Beim Verbot der Ferkelkastration ohne Betäubung (Grund: das Eberfleisch stinkt sonst) soll es eine Übergangsphase von zwei Jahren geben. Das beruhigt Kampmann, der sagt, es gäbe keine gangbaren Alternativen: für die Impfung fehlten Tierärzte, die Lokalanästhesie und die Betäubung durch ein Gas seien in Deutschland nicht zugelassen.
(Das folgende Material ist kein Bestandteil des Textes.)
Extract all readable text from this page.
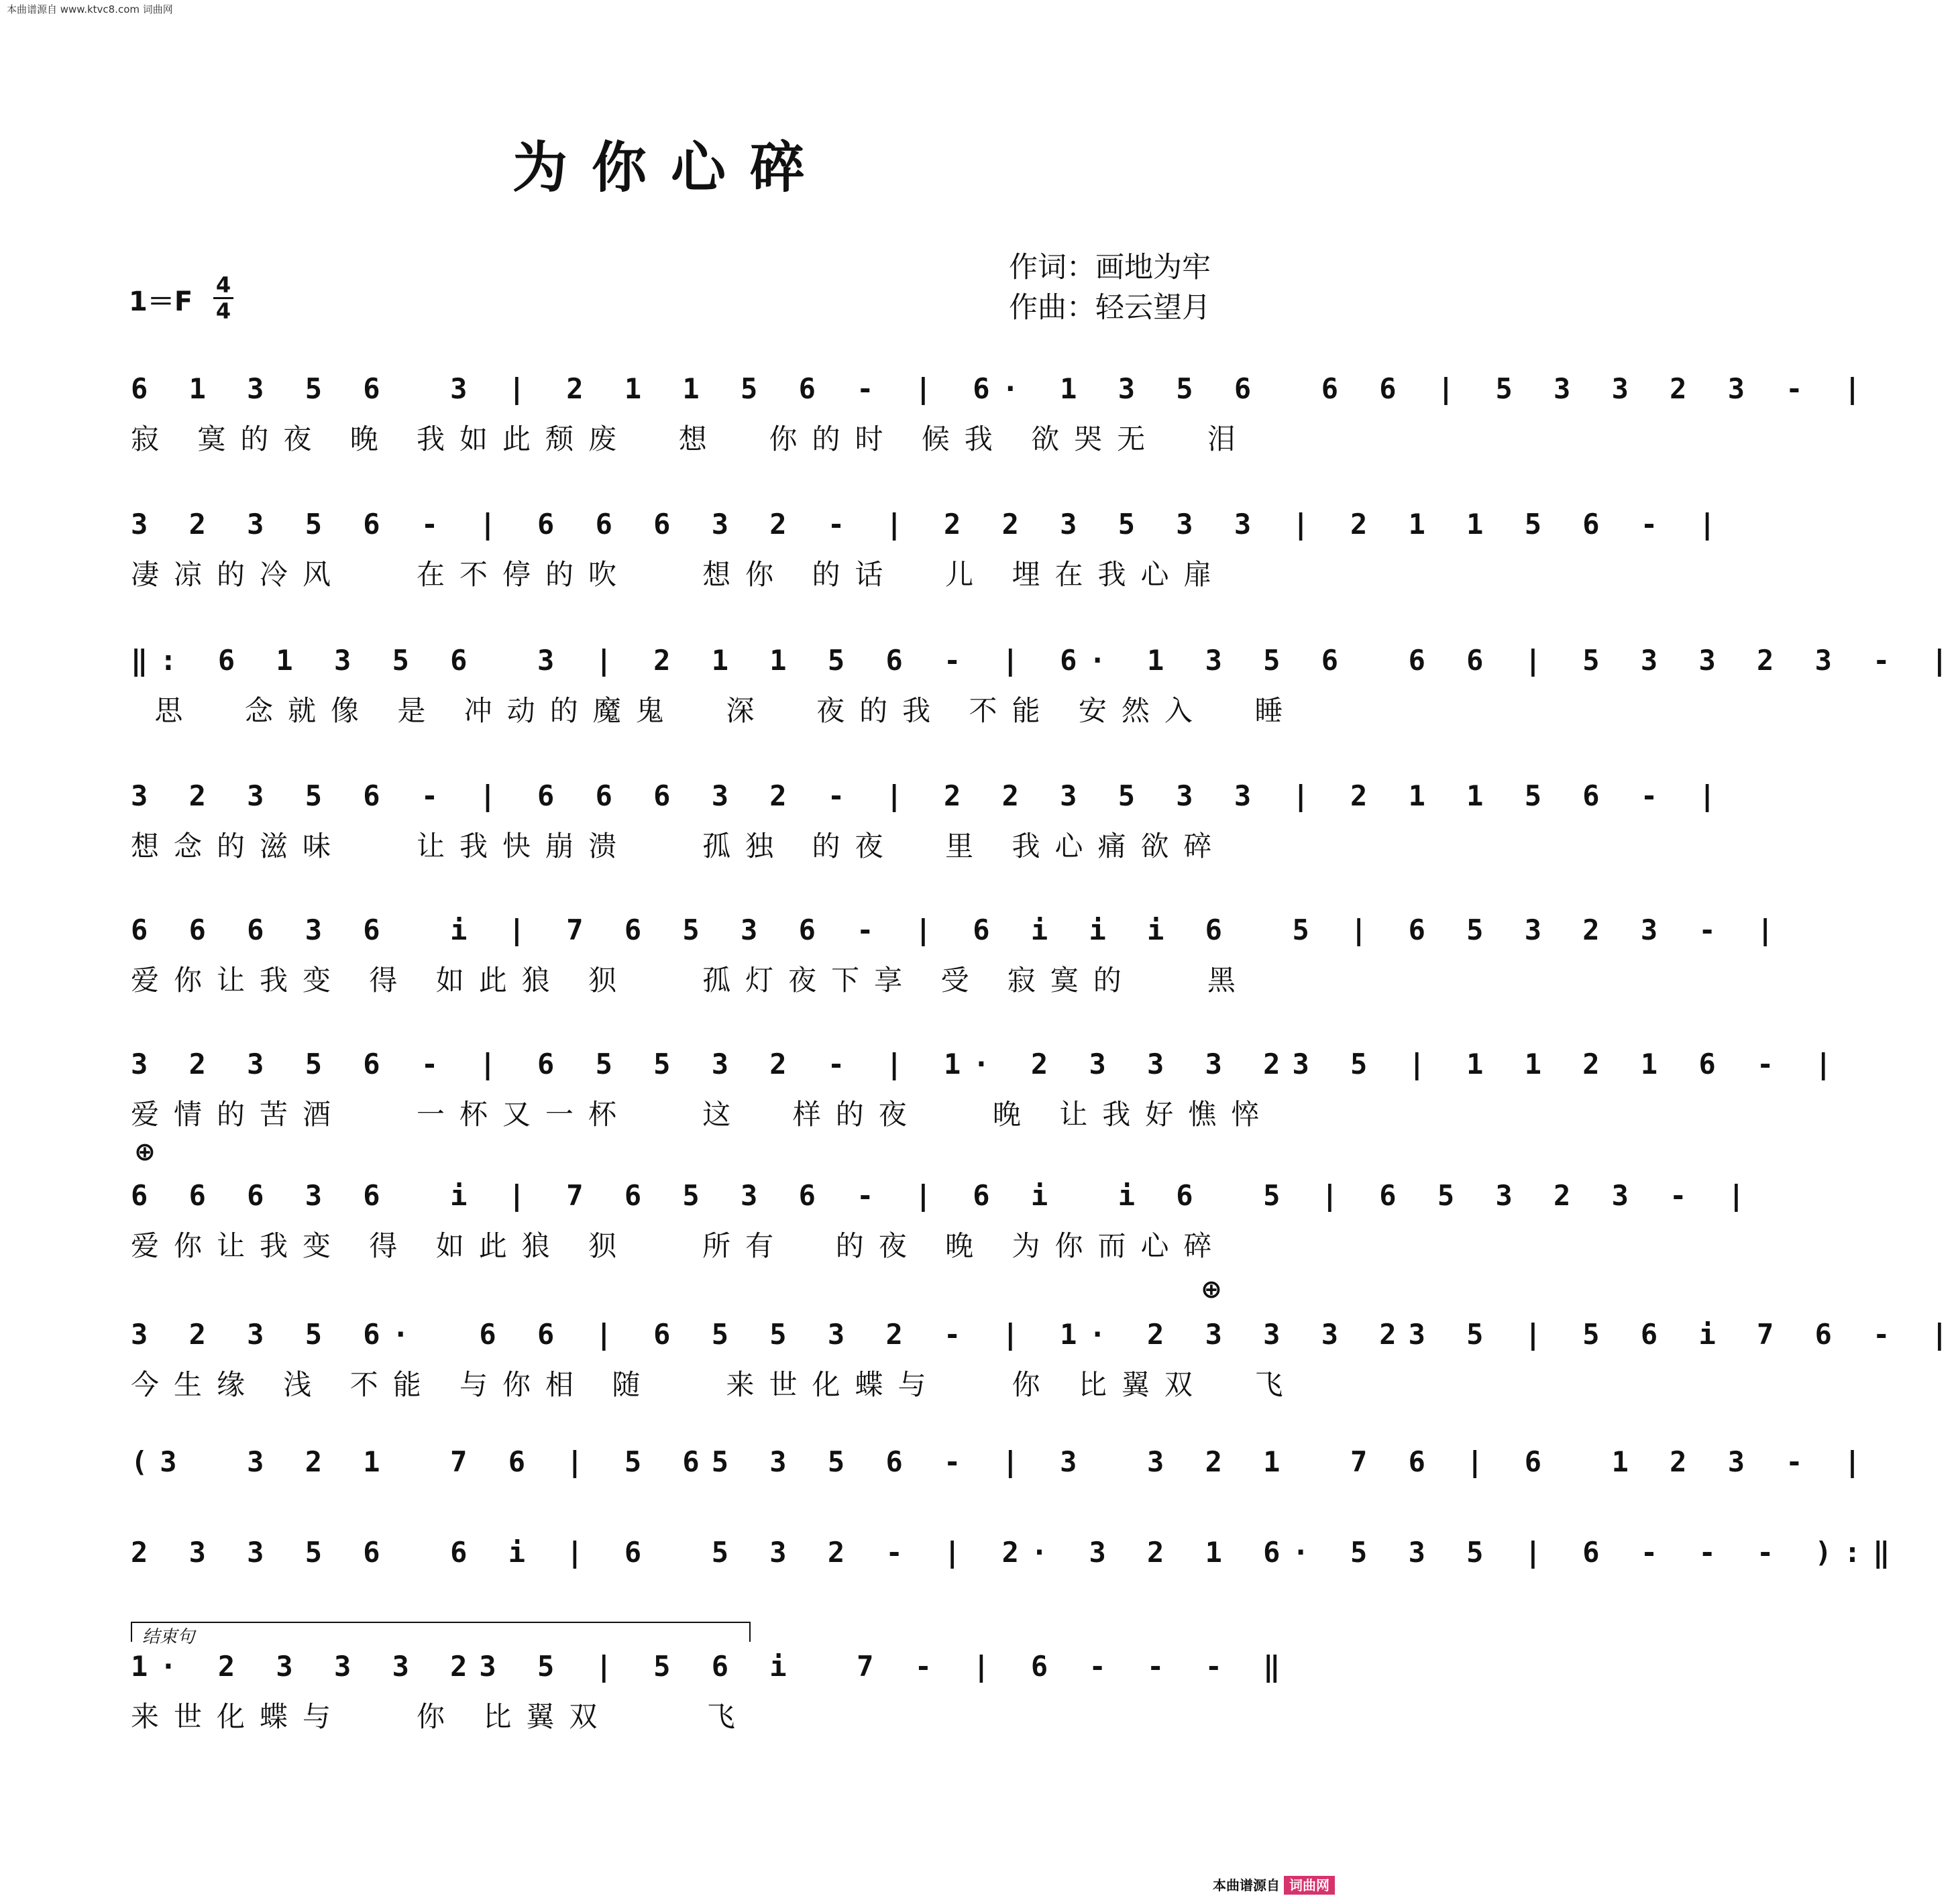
本曲谱源自 www.ktvc8.com 词曲网
为你心碎
作词：画地为牢
作曲：轻云望月
1＝F
4
4
6 1 3 5 6  3 | 2 1 1 5 6 - | 6· 1 3 5 6  6 6 | 5 3 3 2 3 - |
寂 寞的夜 晚 我如此颓废  想  你的时 候我 欲哭无  泪
3 2 3 5 6 - | 6 6 6 3 2 - | 2 2 3 5 3 3 | 2 1 1 5 6 - |
凄凉的冷风   在不停的吹   想你 的话  儿 埋在我心扉
‖: 6 1 3 5 6  3 | 2 1 1 5 6 - | 6· 1 3 5 6  6 6 | 5 3 3 2 3 - |
思  念就像 是 冲动的魔鬼  深  夜的我 不能 安然入  睡
3 2 3 5 6 - | 6 6 6 3 2 - | 2 2 3 5 3 3 | 2 1 1 5 6 - |
想念的滋味   让我快崩溃   孤独 的夜  里 我心痛欲碎
6 6 6 3 6  i | 7 6 5 3 6 - | 6 i i i 6  5 | 6 5 3 2 3 - |
爱你让我变 得 如此狼 狈   孤灯夜下享 受 寂寞的   黑
3 2 3 5 6 - | 6 5 5 3 2 - | 1· 2 3 3 3 23 5 | 1 1 2 1 6 - |
爱情的苦酒   一杯又一杯   这  样的夜   晚 让我好憔悴
⊕
6 6 6 3 6  i | 7 6 5 3 6 - | 6 i  i 6  5 | 6 5 3 2 3 - |
爱你让我变 得 如此狼 狈   所有  的夜 晚 为你而心碎
⊕
3 2 3 5 6·  6 6 | 6 5 5 3 2 - | 1· 2 3 3 3 23 5 | 5 6 i 7 6 - |
今生缘 浅 不能 与你相 随   来世化蝶与   你 比翼双  飞
(3  3 2 1  7 6 | 5 65 3 5 6 - | 3  3 2 1  7 6 | 6  1 2 3 - |
2 3 3 5 6  6 i | 6  5 3 2 - | 2· 3 2 1 6· 5 3 5 | 6 - - - ):‖
结束句
1· 2 3 3 3 23 5 | 5 6 i  7 - | 6 - - - ‖
来世化蝶与   你 比翼双    飞
本曲谱源自 词曲网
Mit der Investition hat Felix Kampmann auch eine Lebensentscheidung getroffen. „Da habe ich mich festgelegt“, sagt er – und lacht. Landwirt zu werden, das hat er sich gut überlegt. „Mein Vater hat mir gesagt: Probier auch mal andere Dinge aus!“ So hat er verschiedene Praktika gemacht, etwa im Werkzeugbau oder im Viehhandel. Er bleib bei der Landwirtschaft, schon als Kind fand er Tiere und Trecker spannend. „Ich konnte aber frei entscheiden“, sagt er bestimmt, „bei meinem Vater war das noch anders“. Der habe den Hof, seit 1650 in Familienbesitz, noch übernehmen müssen. Und jahrelang alleine geführt, ohne Hilfe. „Der musste auch mit Fieber in den Stall!“ Das wollte der Sohn nicht. Sein Vater arbeitet mit; er hat zudem eine Angestellte und eine Auszubildende. Bei vier Personen könne jeder auch Urlaub machen, etwas, was sein Vater früher nicht konnte.

Initiative Tierwohl

Der Kampmann-Hof ist mit seinem neuen Sauenhaltungskonzept Teil der Initiative Tierwohl. Viele Forderungen von Tier- und Umweltschützern aber gehen dem Landwirt zu weit, von der Politik fühlt er sich alleingelassen: „Die wissen doch gar nicht mehr, um was es hier geht!“ In der Debatte um die Kastration von Ferkeln ohne Narkose — „da fließt kaum Blut“ – fehlen ihm gangbare Alternativen, ebenso beim Kupieren der Ferkelschwänze. Beides betrifft Kampmann direkt: Kupiert und kastriert wird in den ersten Lebenstagen, die Ferkel bleiben aber vier Wochen – eine mehr als gesetzlich vorgeschrieben – bei der Muttersau und auf dem Hof, dann gehen sie an zwei Partnerbetriebe in der Nähe, wo sie aufgezogen werden, bis sie 28 Kilo wiegen. Anschließend verkauft Kampmann die Tiere. Nicht nur der Computer gehört zum Arbeitsalltag auf dem Hof, auch die Arbeitsteilung ist längst gang und gäbe.